By Alan Baldwin
LONDON (Reuters) – Sam Bird is the only driver to have won a race in every Formula E season so far but, after six years in the electric series, the Briton wants much more as he prepares for a fresh start with Jaguar next month.
Formula E now has full FIA world championship status and Bird, 33, believes he can fly high after moving from Envision Virgin Racing.
“I’m not just satisfied with getting a win every year,” he told Reuters from Spain where Formula E has had pre-season testing.
“It’s a nice accolade that I am the only driver to do that but that’s all it is. It’s just a nice little accolade. I want to be able to take home a world championship. That is the ultimate goal.”
Bird said he felt he was joining Jaguar at the right time after first having talks with the manufacturer in season three.
Jaguar ended the 2019-20 season seventh of the 12 teams but tasted victory with New Zealander Mitch Evans in Mexico last February.
Bird, who won last season’s opening race in Saudi Arabia but ended up 10th overall at the end of a year disrupted by the COVID-19 pandemic, hoped for a more sustained challenge this time.

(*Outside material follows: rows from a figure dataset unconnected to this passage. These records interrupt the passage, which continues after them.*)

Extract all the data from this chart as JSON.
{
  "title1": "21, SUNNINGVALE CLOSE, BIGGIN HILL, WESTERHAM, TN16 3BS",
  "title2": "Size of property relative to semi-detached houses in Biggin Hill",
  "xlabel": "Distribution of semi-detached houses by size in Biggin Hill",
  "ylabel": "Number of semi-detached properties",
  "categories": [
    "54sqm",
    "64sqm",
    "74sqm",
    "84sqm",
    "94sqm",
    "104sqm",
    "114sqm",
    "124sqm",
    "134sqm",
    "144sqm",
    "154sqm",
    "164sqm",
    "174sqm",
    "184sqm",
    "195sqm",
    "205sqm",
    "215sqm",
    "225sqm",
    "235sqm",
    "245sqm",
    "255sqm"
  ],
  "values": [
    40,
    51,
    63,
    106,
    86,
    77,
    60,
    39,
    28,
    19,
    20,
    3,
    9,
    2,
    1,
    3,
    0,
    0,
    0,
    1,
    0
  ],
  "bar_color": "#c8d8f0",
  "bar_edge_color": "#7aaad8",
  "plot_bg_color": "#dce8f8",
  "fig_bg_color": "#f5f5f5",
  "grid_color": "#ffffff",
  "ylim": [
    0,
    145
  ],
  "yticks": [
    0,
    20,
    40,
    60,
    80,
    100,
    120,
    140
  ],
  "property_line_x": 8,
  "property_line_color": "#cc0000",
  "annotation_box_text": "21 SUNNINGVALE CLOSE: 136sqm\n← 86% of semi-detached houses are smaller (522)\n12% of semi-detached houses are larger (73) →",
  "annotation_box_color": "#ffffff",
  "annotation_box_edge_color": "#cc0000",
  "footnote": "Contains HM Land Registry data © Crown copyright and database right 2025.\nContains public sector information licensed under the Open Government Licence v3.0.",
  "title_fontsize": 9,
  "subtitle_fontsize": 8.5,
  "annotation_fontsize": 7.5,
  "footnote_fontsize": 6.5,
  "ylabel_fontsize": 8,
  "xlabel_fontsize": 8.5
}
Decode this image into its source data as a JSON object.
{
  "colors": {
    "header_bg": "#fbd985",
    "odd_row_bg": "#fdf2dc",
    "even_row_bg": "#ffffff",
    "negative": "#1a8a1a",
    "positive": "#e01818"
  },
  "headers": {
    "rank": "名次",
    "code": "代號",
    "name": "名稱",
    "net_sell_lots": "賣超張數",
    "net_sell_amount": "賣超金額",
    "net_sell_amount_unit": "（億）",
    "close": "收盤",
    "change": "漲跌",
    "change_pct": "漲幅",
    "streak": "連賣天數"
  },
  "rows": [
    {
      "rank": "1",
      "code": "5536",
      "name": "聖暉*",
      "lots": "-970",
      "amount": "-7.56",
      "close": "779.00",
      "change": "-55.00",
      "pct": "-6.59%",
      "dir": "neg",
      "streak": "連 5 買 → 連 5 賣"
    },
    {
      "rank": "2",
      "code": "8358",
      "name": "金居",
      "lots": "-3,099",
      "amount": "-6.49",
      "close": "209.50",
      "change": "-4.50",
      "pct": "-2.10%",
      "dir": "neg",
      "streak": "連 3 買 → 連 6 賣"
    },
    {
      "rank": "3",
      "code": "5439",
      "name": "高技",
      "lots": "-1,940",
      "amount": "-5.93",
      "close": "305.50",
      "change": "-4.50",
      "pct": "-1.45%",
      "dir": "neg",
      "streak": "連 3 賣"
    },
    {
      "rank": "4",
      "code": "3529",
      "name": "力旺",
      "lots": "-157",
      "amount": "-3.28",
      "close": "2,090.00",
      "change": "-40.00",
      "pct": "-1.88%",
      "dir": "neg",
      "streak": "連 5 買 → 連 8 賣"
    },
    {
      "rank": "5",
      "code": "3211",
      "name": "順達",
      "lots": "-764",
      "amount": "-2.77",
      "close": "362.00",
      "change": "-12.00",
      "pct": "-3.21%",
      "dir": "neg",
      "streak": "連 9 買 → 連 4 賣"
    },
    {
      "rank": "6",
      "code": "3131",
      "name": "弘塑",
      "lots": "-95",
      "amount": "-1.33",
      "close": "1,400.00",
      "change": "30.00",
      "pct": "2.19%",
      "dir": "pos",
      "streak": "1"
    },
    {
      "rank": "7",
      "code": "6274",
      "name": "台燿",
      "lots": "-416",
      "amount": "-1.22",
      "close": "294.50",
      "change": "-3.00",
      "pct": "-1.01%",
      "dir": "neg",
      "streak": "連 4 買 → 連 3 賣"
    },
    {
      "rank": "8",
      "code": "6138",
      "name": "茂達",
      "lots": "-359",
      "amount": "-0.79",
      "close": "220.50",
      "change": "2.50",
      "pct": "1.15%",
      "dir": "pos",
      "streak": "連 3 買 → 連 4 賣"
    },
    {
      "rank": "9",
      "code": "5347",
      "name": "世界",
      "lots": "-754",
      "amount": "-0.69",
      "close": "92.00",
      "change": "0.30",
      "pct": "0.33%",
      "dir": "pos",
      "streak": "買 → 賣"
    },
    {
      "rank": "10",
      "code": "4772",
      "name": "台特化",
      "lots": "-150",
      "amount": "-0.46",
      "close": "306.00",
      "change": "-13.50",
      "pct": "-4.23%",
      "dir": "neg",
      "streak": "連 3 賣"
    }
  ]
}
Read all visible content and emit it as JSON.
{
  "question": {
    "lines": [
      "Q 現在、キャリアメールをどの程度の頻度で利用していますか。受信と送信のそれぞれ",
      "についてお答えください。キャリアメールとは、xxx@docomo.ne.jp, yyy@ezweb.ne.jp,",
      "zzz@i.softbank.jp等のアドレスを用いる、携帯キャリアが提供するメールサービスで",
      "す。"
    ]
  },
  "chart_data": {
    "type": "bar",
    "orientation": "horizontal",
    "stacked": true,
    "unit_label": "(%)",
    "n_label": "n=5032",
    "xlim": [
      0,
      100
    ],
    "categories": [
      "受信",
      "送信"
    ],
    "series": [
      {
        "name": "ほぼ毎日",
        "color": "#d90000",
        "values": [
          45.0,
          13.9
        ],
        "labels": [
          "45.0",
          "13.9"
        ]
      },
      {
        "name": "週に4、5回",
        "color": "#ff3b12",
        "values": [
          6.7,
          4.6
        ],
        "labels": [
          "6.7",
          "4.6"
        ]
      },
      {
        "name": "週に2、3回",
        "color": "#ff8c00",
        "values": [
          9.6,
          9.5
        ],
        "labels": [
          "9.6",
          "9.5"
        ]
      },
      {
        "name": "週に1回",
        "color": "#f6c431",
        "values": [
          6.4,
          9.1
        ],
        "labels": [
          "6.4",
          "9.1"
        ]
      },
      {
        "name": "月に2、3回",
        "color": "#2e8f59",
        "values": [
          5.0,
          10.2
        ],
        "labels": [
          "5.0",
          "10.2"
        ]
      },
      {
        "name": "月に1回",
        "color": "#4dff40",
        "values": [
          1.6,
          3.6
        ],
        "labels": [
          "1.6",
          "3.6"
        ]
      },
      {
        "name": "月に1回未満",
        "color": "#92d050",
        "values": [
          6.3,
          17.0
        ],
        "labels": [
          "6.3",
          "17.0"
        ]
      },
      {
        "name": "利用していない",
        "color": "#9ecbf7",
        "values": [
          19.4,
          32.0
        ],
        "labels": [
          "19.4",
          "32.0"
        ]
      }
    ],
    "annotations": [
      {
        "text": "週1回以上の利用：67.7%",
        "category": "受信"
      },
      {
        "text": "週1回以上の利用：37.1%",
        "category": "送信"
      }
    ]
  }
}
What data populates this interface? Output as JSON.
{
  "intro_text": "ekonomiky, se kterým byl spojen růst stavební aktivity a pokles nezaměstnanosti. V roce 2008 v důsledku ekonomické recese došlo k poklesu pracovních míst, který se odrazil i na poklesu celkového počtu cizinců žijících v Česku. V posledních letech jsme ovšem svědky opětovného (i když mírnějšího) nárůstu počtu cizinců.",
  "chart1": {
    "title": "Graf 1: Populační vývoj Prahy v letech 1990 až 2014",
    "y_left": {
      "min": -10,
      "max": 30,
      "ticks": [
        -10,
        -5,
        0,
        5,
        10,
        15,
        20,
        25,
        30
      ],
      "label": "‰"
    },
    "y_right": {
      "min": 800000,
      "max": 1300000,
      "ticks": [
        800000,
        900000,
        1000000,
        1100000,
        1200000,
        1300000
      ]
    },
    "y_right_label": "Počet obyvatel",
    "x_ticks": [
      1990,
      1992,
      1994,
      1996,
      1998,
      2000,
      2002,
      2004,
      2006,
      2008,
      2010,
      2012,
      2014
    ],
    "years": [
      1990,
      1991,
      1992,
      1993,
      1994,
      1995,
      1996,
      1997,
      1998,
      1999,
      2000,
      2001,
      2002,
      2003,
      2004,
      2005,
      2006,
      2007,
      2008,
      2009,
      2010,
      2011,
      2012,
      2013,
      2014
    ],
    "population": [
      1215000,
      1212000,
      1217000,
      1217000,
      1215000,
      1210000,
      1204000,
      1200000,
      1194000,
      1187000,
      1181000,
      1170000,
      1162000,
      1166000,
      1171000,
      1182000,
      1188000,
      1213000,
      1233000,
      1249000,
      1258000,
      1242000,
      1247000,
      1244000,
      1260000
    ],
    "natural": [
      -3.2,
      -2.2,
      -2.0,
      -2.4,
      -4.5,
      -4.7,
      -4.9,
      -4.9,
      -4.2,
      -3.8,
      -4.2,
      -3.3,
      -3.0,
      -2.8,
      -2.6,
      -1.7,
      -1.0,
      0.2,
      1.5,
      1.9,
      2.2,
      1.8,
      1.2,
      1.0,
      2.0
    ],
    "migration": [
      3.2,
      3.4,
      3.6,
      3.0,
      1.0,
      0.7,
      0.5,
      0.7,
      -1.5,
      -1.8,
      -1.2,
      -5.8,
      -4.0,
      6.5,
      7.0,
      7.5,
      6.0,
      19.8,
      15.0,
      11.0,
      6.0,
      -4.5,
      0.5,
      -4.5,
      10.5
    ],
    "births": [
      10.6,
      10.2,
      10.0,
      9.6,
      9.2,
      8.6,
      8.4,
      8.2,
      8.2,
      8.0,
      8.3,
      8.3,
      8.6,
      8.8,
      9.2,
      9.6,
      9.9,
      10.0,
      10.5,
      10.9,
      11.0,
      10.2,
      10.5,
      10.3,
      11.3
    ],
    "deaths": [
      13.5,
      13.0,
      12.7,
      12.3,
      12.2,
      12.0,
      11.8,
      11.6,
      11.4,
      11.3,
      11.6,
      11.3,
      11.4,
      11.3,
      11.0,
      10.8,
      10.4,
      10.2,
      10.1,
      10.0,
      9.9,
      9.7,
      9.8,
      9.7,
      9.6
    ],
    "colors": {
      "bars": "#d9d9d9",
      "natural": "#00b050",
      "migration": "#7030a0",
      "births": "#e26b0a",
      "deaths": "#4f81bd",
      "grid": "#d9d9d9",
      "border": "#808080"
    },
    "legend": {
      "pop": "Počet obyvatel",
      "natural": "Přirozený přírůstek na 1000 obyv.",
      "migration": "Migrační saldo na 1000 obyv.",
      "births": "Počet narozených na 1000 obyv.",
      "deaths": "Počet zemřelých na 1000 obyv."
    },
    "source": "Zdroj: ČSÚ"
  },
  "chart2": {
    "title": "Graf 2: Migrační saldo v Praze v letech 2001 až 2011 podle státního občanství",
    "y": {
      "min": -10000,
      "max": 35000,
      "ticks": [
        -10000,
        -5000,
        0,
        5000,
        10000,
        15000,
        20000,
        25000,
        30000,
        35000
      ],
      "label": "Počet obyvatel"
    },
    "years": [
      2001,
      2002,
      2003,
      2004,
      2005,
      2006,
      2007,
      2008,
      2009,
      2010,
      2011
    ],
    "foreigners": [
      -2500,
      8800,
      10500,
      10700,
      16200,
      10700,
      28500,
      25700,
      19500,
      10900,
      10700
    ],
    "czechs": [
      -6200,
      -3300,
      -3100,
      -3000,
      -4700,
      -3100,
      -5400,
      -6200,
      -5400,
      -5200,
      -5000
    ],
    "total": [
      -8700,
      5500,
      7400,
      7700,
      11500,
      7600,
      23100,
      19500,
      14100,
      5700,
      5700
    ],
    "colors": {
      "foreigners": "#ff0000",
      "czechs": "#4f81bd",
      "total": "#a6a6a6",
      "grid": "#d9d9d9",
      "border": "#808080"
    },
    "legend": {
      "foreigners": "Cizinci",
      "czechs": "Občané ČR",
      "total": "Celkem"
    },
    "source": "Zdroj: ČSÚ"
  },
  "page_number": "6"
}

“I hope that this year is the turning point,” he said. “There’ll be ups and down throughout the season but let’s see what we can do. The aim was to come here and challenge for wins with Jaguar straight away.”
STRONGEST GRID
A Mercedes F1 reserve driver in 2013, the year now-seven times world champion Lewis Hamilton came on board, Bird felt Formula E could hold its head up in any comparison with grand prix racing.
“When I look at that (Formula E) grid I genuinely believe hand on heart that it’s the strongest grid in the world,” he said.
“Some people may disagree, some people clearly would think that Formula One is and that’s absolutely fine. But I genuinely believe that Formula E right now, with the grid they’ve got, is the strongest pound for pound grid on the planet.
“It makes for spectacular racing, it’s super-difficult to be competitive all the time and that’s why I love being in Formula E. It isn’t a graveyard for ex-F1 drivers that have lost a couple of tenths.”
Bird cited the example of 2019 Formula Two champion Nyck de Vries who moved straight to Formula E as a Mercedes works driver.
Other rivals include Belgian Stoffel Vandoorne, a former McLaren driver now with Mercedes in Formula E, world endurance champion Sebastien Buemi and triple German Touring Car (DTM) champion Rene Rast.
There were eight different winners in 11 races last season.
“Lewis and (Red Bull’s) Max (Verstappen) and (Ferrari’s) Charles (Leclerc) and some of the guys in F1 are outrageous, super-talented,” said Bird.
“But below that there’s no reason why the 24 guys in Formula E could not do the same job as a lot of the guys in Formula One.”
Hamilton, absent from this weekend’s Sakhir GP after contracting COVID-19, has won 11 of 15 races this season in F1 and six of the last seven championships.
Bird doubted fans would ever see that degree of dominance in Formula E, even if Techeetah have won the last three drivers’ titles.
“We’ve had races where there’s three or four tenths between pole and last. So I think it’s very, very tricky to dominate Formula E,” he said.
The season starts in Chile on Jan. 16.